İklimin Estetiği kitabının yazarı Dr. Eray Çaylı, 14 Aralık Çarşamba günü, saat 17.00'de çevrimiçi gerçekleştireceği "Toz: Ekolojinin Spektaküler ve Partiküler Politikası" başlıklı konuşmasında, Agnes Denes'in pratiğinde de önemli bir yer tutan toz fenomenine odaklanacak. Tozu estetik ve politik odağa almanın şedit siyasi projelerin iklim kriziyle ilişkilerine dair ne gibi yeni kavrayışlar sunabileceği, son dönem Türkiye'sinden örneklerle ele alınacak.
Özellikle günümüzde Antroposen başlığı altında yaşanmakta olan tartışmalara damga vuran evrensellik ile biriciklik ve olağanüstülük ile süreçsellik gibi ikiliklerin arasındaki gerilimlere dair eleştirel bir perspektifi geliştirmeye çabalayacak. Çevrimiçi etkinliğe katılım Sakıp Sabancı Müzesi'nin web sitesi üzerinden gerçekleştirilecek.
16 Aralık Cuma günü saat 16.00'da yazar Buket Uzuner, "Agnes Denes ve Yaşar Kemal'in İki Eserine 'Doğa-İnsan İlişkisi' Üzerinden Ekoeleştirel Bakış" başlıklı konuşmasında Yaşayan Piramit ile Yaşar Kemal'in ölümsüz romanı Deniz Küstü'den yola çıkarak çağımız kent insanının doğanın bir parçası olduğu gerçeğini unutmasına odaklanacak. "Ekoeleştirel sorumluluk" yüklenmeyi göze alarak işleyen Agnes Denes ve Yaşar Kemal, farklı alanlardaki evrensel işleri ile ele alınacak. Etkinlik, Sakıp Sabancı Müzesi'nde ücretsiz gerçekleştirilecek.

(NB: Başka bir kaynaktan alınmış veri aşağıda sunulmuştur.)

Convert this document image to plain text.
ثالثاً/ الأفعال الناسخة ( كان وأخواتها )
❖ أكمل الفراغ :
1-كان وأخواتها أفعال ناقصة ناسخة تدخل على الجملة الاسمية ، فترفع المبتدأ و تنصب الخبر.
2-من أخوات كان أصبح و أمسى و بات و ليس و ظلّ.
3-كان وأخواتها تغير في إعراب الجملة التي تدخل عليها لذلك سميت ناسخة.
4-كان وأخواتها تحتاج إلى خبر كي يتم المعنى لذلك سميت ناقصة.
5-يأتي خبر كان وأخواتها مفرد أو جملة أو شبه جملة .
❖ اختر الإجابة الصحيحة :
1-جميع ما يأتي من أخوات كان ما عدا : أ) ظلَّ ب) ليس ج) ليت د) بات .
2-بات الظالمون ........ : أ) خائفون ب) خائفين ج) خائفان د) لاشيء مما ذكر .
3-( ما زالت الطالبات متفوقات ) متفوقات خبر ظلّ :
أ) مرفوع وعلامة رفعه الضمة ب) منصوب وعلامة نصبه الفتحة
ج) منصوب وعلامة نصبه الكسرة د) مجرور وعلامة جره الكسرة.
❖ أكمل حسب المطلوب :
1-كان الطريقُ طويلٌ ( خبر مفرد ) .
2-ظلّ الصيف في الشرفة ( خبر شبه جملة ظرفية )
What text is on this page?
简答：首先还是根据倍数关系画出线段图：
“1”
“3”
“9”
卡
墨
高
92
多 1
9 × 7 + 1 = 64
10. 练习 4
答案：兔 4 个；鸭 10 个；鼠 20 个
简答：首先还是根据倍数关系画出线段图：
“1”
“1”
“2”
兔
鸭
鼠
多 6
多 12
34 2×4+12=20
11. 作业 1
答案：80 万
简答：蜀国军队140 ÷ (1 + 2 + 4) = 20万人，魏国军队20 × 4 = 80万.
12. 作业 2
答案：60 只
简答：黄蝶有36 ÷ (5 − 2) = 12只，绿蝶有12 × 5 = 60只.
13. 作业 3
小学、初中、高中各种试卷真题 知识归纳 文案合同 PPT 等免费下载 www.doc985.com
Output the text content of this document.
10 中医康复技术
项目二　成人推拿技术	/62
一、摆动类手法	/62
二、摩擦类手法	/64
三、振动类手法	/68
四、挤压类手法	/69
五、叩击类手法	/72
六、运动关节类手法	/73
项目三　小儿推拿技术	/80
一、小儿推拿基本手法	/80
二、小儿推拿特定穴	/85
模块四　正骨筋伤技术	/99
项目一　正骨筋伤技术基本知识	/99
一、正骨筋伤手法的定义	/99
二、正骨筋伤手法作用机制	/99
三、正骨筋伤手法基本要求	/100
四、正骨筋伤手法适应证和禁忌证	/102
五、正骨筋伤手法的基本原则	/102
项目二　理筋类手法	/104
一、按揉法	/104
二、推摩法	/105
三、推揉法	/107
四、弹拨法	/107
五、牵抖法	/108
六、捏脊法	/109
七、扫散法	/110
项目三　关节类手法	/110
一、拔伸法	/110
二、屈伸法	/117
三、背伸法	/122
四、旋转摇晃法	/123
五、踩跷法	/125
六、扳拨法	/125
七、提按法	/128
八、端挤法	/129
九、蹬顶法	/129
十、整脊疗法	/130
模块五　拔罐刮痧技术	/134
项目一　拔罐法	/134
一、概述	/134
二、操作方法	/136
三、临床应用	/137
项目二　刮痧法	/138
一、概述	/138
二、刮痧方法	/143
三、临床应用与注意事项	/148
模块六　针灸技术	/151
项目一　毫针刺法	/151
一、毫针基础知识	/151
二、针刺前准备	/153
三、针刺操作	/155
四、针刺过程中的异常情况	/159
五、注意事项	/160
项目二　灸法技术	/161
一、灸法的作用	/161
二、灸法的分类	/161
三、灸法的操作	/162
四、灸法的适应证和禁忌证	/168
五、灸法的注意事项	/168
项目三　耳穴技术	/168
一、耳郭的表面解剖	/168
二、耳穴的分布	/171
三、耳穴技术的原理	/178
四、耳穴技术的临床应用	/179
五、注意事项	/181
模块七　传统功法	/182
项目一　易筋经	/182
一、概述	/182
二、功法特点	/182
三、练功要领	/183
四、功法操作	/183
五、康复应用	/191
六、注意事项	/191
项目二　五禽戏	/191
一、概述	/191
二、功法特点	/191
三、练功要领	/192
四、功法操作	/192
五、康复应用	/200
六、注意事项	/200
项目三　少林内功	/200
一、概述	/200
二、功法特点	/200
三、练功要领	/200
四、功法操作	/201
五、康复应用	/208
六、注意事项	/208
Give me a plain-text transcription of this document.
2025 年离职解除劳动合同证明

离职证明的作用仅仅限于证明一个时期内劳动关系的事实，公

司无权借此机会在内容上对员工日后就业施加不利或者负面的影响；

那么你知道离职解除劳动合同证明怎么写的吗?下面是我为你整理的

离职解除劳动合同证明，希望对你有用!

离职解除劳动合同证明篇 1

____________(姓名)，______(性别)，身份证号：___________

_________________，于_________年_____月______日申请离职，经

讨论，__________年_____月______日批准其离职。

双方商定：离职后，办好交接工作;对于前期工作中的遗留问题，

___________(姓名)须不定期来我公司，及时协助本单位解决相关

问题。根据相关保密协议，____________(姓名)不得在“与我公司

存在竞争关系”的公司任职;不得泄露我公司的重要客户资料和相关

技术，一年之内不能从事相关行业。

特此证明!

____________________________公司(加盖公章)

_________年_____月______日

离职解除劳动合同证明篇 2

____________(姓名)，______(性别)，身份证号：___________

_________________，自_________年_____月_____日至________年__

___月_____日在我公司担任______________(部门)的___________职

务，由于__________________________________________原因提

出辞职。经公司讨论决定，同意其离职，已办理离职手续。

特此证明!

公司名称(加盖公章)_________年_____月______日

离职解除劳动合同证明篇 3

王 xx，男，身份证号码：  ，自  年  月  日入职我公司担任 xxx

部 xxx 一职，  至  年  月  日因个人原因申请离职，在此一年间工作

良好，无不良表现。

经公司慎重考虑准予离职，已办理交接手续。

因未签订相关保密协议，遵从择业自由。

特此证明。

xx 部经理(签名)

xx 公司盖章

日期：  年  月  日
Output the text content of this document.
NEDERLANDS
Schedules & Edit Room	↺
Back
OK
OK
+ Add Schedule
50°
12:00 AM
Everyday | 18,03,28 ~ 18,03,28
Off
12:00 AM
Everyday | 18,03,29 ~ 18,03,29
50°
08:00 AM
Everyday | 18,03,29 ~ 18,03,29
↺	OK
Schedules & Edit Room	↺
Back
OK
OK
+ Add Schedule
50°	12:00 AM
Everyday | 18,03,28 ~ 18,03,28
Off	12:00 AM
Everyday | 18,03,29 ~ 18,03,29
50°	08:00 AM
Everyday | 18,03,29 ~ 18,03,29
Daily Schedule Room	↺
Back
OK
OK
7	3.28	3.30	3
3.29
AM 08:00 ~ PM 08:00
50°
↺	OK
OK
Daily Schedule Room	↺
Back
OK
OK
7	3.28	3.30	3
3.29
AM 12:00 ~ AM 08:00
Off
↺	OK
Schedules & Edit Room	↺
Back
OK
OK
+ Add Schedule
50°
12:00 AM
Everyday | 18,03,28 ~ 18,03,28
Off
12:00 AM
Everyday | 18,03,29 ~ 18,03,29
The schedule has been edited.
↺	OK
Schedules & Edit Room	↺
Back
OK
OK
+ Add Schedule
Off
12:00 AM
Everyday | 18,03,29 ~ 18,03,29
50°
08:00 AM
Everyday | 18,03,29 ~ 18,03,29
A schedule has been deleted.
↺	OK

Pratt Enstitüsü'nde mimarlık, kent ve doğa felsefesi üzerine dersler veren, Parsons Tasarım Okulu'nda tasarım stüdyoları yöneten mimar ve kuramcı Gökhan Kodalak ise, 21 Aralık Çarşamba günü, saat 17.00'de çevrimiçi gerçekleştireceği "Sanat Yapıtlarının Hayatiyeti: Çardakkuşları, Bitki Piramitleri ve Mikroçipler" başlıklı konuşmasında evrendeki tüm varoluş biçimlerine içkin, dağıtık bir süreklilik olarak tanımlamanın imkânlarına odaklanacak. Evreni ortadan ikiye yaran hâkim dünya görüşü, bir yana canlı varlıkları öte yana cansız varlıkları yerleştirmektedir. Aristo'dan İbn-i Sina'ya, Linnaeus'tan Kant'a, Heidegger'den güncel bilimsel taksonomilere dek uzanan binlerce yıllık bir kuramsal altyapıya sahip bu hiyerarşik anlatı; bir tarafa bitki, hayvan, insan gibi karbon-bazlı organizmaları, diğer tarafa ise geriye kalan taşları, toprakları, okyanusları, hortumları, gezegenleri, teknolojik objeleri, binaları, sanat yapıtlarını yerleştirmektedir. Gökhan Kodalak, konuşmasında, "Cansız addettiğimiz jeolojik yapılanmalar, ekolojik örgütlenmeler ve teknolojik objeler aslında hayatın farklı tecellileri olarak kavranabilir mi? Sanat yapıtları ve mimari yapılar canlı olabilir mi?" sorularını ele alacak. Etkinliğe katılım, Sakıp Sabancı Müzesi web sitesi üzerinden gerçekleştirilecek.